ライス報道官は定例記者会見で、米下院が前日に再可決した新型コロナウイルス追加経済対策法案で米国の国内総生産(GDP)が向こう3年にわたり5─6%押し上げられるとIMFは試算していると指摘。ただ、ドル建ての資金調達コストが異例の低水準にあることを踏まえると、金融環境が突然引き締まるリスクが存在しており、こうしたリスクに「慎重に対応」する必要があると述べた。

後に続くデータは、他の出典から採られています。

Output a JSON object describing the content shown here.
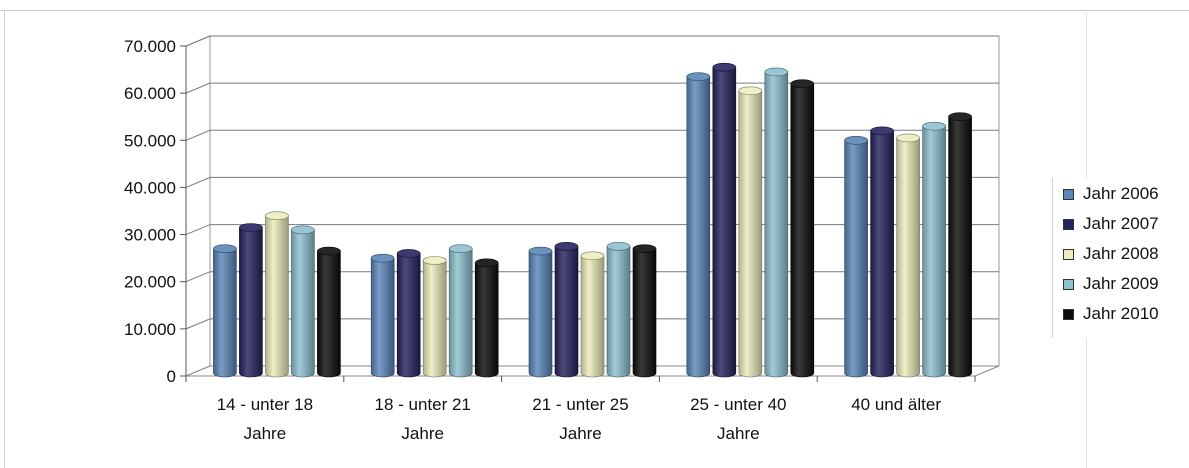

その上で「このことは、米連邦準備理事会(FRB)を含む先進国の中銀が、正当化されない金融市場の引き締まりの回避に向け、経済に対する見方のほか、資産買い入れや金融政策について引き続き明確に情報を発信する必要があることを示している」と指摘。IMFは米国の景気刺激策で「世界的な経済成長に大きなプラスの影響が波及すると予想している」としながらも、「潜在的なリスクも注視している」とし、新興国と途上国は緊急事態に対応する用意を整えておく必要があるとの見方を示した。

IMFは4月5─11日にオンライン形式で開かれるIMF・世界銀行年次総会で次回の世界経済見通し(WEO)を公表する。